The Home Ministry has already prepared a draft of the Father of the Nation's Family Members' Security Act upon getting instruction from the Cabinet Division recently, the English-language newspaper said quoting sources in the ministry.
The draft of the Act will be placed soon at the cabinet meeting for its approval, the report said.
Bangladesh's Prime Minister Sheikh Hasina is the eldest daughter of the country's first president Sheikh Mujibur Rahman who led the independence war against Pakistan in 1971.
When Sheikh Mujibur Rahman was assassinated in 1975, the assassins killed every member of his family they found in the house.

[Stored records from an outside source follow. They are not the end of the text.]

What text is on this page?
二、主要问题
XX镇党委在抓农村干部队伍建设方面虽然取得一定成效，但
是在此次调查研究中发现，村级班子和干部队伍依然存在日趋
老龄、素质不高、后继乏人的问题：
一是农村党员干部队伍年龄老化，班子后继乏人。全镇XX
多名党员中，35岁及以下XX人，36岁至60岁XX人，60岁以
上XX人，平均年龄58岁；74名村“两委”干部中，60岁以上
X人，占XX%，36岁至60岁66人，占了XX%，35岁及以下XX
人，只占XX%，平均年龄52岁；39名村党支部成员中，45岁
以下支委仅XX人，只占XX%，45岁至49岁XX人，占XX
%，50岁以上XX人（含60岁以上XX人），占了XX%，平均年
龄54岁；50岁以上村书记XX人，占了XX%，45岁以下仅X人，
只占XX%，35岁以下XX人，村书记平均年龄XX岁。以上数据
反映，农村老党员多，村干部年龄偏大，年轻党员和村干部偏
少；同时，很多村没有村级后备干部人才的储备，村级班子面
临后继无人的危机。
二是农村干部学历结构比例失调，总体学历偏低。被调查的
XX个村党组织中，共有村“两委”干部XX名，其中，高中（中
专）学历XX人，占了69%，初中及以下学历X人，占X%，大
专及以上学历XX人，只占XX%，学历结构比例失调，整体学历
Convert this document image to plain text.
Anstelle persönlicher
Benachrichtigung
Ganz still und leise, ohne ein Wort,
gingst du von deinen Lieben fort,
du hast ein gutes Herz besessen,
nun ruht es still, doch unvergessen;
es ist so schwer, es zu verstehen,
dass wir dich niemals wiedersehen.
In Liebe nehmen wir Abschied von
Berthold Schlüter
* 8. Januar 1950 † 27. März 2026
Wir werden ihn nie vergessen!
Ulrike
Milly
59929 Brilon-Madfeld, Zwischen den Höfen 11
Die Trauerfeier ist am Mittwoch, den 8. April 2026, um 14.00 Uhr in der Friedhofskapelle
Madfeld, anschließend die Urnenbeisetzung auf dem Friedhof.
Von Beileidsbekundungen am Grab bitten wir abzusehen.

Hasina and her younger sister Sheikh Rehana survived the carnage as they were in Germany at that time.
After the enactment of the proposed law, Hasina and her sister would get full-time security provided by the members of the Special Security Force (SSF) and other security personnel during their movement and also at their residences, The Independent said quoting sources.
A high official of the Home Ministry told the newspaper that Hasina and her sister Rehana are now under death threat as the government has started the process for trial of the war criminals of 1971 and curbing militancy in the country.
The official said the Bangladeshi government on June 21, 2001 once enacted the Act of 2001 on Father of the Nation's Family Members' Security as Hasina faced a number of assassination threats.
But the government led by the Bangladesh Nationalist Party (BNP), now the main opposition party, scrapped the Act after they assumed power in December 2001, the home ministry official said.